GROTTAMMARE – Ha 87 anni suonati ma lo spirito, l’entusiasmo e l’energia sono quelli di un ventenne. Don Franco Monterubbianesi fin dal Natale del 1966 fu il fondatore della Comunità di Capodarco insieme ad un gruppo di tredici persone disabili che decisero di tentare un progetto innovativo di vita in comune, per poi accoglierne altre e valorizzare al massimo la testimonianza di
vita di ciascuno.
Nei giorni scorsi don Franco – che da alcuni anni opera sui castelli romani, fra Genzano e Grottaferrata – è venuto a Grottammare per visitare gli amici della locale sezione dell’Anffas (l’Associazione nazionale famiglie fanciulli adulti subnormali), che da oltre 25 anni si impegna a offrire risposte ai giovani con disabilità, ponendo al centro le rispettive famiglie, come
insostituibile risorsa da sostenere e valorizzare.

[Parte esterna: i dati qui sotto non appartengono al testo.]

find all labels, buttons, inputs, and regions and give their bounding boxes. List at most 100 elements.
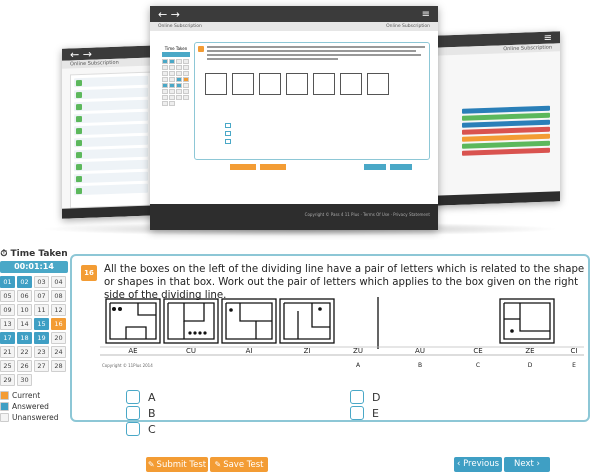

Qui ha illustrato il suo importante progetto rivolto a genitori e famiglie per il “Dopo di noi” basato su varie iniziative di economia sociale e di integrazione, diffondendo ovunque il messaggio di “fare comunità” nel territorio, sull’esempio di quanto a Montepacini di Fermo già fa con lusinghieri successi una Fattoria e un Centro Socio – Educativo – Riabilitativo.
Oltre alla lunga intervista che ha concesso a Riviera Oggi, assieme al prof. Antonio Concetti, da sempre fra i suoi più stretti e assidui amici e collaboratori, don Franco Monterubbianesi ci ha consegnato due importanti documenti che alleghiamo e proponiamo all’attenzione dei nostri lettori: una “Lettera ai Marchigiani” e il recente “Messaggio di Natale 2018”. (Vedi documenti allegati)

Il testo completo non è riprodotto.